第7章第2節:魔法の言葉
A
「魔法の言葉……ですか?」
・「僕が30歳まで童貞だったら、魔法使いになれますか?」
・「僕はまだ魔法使いじゃないですよ?」
・「僕にも魔法が使えるんですか?」
「『僕が30歳まで童貞だったら、魔法使いになれますか?』で」
「ここでも、その選択肢なんだ。予想外だったな~。ま、いっか。魔法の言葉、教えてあげる。それはね……」
「それは?」
「『ここでは描きませんが、他誌では描きます』だよ~」
「『ここでは描きませんが、他誌では描きます』……ですか」
「どこの編集部でも、売れっ子作家を欲してるものなの。売れっ子には自分のところで描いて欲しい。他では描いて欲しくない。ま、当然だよね~」
「『ここでは描きませんが、他誌では描きます』が魔法の言葉なのは、どうしてですか?」
「何でだと思う? あ、念を押しておくけど。これは売れっ子じゃないと効果ないからね~」
「えっと……。契約条件がよくなる……とか?」
「それもあるかも。それに……。うちの編集部の美人編集者が、体を張って、引き留めるかも?」
「体を張って?」
「うちはね、お姉さんもだけど、女性陣は美人ばっかりなの。
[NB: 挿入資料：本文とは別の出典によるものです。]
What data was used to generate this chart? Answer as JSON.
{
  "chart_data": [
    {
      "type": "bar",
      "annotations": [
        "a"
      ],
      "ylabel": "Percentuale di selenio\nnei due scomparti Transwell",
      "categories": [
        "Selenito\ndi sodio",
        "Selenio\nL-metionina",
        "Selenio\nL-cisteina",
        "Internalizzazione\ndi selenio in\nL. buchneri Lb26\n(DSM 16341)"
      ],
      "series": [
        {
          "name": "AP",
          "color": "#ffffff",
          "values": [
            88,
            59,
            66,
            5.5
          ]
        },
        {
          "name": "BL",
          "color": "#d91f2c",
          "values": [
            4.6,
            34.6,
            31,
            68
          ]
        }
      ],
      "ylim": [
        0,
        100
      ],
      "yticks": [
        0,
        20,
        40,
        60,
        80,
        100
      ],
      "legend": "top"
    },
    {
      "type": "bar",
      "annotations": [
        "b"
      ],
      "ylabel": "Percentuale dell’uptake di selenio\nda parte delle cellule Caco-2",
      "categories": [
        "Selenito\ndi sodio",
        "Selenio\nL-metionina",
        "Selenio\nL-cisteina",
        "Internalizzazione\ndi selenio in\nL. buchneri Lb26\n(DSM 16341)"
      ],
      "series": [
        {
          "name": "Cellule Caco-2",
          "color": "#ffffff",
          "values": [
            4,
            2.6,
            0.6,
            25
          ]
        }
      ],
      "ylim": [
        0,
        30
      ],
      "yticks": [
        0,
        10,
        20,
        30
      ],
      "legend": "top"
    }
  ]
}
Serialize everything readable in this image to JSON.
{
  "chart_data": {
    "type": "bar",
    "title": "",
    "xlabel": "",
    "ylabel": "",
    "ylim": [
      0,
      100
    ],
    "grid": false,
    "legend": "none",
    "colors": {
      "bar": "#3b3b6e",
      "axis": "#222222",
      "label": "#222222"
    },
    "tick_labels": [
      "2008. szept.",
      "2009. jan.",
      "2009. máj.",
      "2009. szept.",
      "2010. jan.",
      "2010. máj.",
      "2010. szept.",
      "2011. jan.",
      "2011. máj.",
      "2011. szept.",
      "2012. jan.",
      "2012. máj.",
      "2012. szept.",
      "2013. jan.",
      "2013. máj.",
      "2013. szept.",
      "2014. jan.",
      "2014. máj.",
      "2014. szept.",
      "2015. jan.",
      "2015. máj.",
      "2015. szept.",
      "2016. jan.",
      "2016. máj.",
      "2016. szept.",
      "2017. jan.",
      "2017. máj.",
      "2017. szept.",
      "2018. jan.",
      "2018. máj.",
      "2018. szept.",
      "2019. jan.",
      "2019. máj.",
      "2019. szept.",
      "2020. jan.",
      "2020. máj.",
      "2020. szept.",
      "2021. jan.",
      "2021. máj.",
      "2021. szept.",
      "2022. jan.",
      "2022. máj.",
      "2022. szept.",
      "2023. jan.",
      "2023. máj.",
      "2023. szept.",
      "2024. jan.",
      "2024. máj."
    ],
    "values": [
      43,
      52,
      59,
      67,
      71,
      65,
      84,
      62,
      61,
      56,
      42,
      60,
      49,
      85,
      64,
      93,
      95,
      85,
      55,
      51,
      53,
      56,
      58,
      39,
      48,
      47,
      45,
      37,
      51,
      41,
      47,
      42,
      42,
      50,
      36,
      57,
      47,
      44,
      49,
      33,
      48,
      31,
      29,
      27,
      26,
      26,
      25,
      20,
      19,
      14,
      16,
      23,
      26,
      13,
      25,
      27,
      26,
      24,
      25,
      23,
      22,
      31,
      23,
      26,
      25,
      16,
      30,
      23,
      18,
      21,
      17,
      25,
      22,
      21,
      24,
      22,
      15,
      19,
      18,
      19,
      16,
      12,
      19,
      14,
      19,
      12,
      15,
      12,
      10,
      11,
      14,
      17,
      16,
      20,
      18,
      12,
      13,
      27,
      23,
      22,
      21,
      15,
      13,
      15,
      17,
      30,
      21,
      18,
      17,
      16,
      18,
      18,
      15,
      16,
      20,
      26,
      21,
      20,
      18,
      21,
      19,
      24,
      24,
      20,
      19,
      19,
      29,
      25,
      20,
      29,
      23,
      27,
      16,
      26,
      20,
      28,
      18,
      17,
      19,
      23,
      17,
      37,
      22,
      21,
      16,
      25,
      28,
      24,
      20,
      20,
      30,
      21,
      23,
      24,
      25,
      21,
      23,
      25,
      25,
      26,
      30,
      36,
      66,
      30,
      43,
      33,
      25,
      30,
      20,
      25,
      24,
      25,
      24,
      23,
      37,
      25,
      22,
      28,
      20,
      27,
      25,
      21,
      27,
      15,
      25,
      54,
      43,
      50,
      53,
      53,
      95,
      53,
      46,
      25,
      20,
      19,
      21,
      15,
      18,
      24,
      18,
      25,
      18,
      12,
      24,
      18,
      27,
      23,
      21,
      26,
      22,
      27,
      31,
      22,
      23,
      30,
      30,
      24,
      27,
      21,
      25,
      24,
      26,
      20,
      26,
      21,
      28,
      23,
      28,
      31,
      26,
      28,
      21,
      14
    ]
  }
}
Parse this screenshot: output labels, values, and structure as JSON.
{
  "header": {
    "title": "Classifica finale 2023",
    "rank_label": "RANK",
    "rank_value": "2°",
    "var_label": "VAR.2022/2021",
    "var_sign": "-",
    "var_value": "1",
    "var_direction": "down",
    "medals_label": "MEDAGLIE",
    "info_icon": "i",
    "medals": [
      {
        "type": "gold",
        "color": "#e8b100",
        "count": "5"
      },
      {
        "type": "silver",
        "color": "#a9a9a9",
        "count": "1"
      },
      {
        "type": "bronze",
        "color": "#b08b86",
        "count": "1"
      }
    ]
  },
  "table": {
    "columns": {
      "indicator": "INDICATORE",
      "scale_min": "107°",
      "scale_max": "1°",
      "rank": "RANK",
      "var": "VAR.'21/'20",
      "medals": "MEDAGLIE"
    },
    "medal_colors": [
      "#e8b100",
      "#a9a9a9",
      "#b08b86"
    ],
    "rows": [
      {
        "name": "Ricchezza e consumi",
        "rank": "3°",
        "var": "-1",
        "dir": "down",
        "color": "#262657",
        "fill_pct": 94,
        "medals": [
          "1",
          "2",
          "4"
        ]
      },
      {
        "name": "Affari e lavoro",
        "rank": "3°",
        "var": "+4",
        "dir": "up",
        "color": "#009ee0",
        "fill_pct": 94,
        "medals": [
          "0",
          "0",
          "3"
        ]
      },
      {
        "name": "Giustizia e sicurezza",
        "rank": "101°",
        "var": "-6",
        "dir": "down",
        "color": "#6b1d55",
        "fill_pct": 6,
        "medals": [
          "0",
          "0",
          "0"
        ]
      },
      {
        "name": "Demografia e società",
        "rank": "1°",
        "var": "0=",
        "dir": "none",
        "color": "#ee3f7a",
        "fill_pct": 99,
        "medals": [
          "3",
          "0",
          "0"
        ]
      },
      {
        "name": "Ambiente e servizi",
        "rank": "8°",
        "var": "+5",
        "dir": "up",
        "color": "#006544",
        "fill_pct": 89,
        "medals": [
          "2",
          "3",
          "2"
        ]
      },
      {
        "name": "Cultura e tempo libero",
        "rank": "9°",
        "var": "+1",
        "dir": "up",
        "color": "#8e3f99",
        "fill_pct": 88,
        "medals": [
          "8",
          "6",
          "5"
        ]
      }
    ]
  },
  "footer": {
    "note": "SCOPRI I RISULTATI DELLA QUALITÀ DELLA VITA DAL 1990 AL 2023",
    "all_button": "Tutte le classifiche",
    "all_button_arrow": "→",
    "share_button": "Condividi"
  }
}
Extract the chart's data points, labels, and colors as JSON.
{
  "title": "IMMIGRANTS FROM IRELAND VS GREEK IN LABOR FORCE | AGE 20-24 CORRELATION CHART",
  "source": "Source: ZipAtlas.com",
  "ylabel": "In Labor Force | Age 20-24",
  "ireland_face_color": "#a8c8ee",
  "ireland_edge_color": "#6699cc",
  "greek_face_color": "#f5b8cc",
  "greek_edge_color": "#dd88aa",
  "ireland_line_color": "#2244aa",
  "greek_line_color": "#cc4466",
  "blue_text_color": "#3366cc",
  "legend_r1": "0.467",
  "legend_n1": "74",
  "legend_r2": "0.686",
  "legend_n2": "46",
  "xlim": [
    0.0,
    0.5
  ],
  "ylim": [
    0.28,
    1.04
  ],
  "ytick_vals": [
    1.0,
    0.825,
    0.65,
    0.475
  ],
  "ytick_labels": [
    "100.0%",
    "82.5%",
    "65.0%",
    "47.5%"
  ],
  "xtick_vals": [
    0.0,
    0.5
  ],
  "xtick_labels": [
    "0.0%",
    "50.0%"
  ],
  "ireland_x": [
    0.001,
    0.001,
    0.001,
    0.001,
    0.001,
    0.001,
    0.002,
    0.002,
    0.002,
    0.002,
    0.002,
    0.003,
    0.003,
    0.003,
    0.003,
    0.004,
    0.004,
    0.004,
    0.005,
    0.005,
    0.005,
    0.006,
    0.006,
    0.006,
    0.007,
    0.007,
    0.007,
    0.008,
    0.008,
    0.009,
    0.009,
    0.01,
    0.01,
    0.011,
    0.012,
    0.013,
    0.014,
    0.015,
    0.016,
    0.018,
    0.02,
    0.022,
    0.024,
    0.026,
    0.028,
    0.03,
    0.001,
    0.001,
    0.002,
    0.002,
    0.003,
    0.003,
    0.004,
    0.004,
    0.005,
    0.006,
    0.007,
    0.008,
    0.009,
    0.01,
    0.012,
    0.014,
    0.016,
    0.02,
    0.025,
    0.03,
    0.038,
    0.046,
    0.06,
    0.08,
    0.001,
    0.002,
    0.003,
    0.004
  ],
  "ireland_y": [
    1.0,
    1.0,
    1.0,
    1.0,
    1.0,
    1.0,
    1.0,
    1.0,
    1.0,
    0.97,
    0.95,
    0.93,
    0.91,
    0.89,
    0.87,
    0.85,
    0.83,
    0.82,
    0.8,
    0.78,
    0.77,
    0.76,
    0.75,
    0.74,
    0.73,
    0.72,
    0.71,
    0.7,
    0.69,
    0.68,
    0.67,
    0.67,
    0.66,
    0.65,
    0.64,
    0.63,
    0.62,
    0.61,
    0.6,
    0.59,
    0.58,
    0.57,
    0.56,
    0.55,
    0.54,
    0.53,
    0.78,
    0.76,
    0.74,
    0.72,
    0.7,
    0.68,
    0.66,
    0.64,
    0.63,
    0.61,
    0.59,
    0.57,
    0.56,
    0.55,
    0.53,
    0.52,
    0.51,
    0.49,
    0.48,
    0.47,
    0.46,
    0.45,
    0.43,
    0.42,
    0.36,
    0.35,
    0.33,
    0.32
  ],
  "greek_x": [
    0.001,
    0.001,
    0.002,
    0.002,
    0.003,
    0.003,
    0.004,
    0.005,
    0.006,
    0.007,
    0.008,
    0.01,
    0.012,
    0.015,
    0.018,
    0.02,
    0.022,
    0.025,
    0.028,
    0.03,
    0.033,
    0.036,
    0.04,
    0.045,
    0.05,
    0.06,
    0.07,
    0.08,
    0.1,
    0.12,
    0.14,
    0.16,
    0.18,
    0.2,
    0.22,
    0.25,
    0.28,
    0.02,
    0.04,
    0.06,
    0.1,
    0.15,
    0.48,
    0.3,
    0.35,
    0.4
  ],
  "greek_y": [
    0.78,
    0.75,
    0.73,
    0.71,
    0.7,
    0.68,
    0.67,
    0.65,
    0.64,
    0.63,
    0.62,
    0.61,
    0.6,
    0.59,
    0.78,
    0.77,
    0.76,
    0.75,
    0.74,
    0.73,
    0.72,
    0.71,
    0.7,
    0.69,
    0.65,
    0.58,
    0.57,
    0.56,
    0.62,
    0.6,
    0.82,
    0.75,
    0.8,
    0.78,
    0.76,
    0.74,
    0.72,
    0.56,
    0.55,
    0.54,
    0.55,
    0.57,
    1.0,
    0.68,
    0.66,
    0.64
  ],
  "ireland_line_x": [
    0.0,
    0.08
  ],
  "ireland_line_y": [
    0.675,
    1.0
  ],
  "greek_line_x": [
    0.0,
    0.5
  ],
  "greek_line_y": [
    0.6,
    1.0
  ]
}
何でだと思う?」
「……人事権を握ってる人が美人好きだから……ですか?」
「あははっ♪ それもあるかもしれないね。他には?」
「他に? 何だろ……?」
「先生もだけど、うちで連載している先生は、男の人が大半なの。その内の半分くらいは、美人編集者とお近付きになりたい人かも?」
「……不純な動機ですね」
「編集部としては、売れっ子に描いてもらいたいわけだしね~。そのためには、えっちな意味で、体を張っちゃうこともあるかも?」
「そんなことが……」
「あははっ♪ 冗談だよ~。半分はね」
「……残りの半分は?」
「将来、先生が『ここでは描きませんが、他誌では描きます』って言ったら、わかるかも?」
「そういうものですか」
「そういうものってことにしておいて。──打ち合わせがあるから、お姉さん、そろそろ行くね。先生、さみしい?」
「選択肢は書かないんですか?」
「あははっ♪ さみしいんだ~」
「いえ、別に」
「お姉さんは編集部の人間だから、会おうと思えばいつでも会えるしね~。あ、そうそう。気になってたんだけど」
「?」
「先生、日本の神話に興味あるの?」
B
「あははっ♪」
打ち合わせ室から出た結城は、イタズラ好きそうな笑みを浮かべる。
(神田先生も、日本の神話に興味があったなんてね~。最近の若い男の子は、神話に興味があるのかな?)
彼女には、「神話に興味がある若い男の子」に心当たりがあった。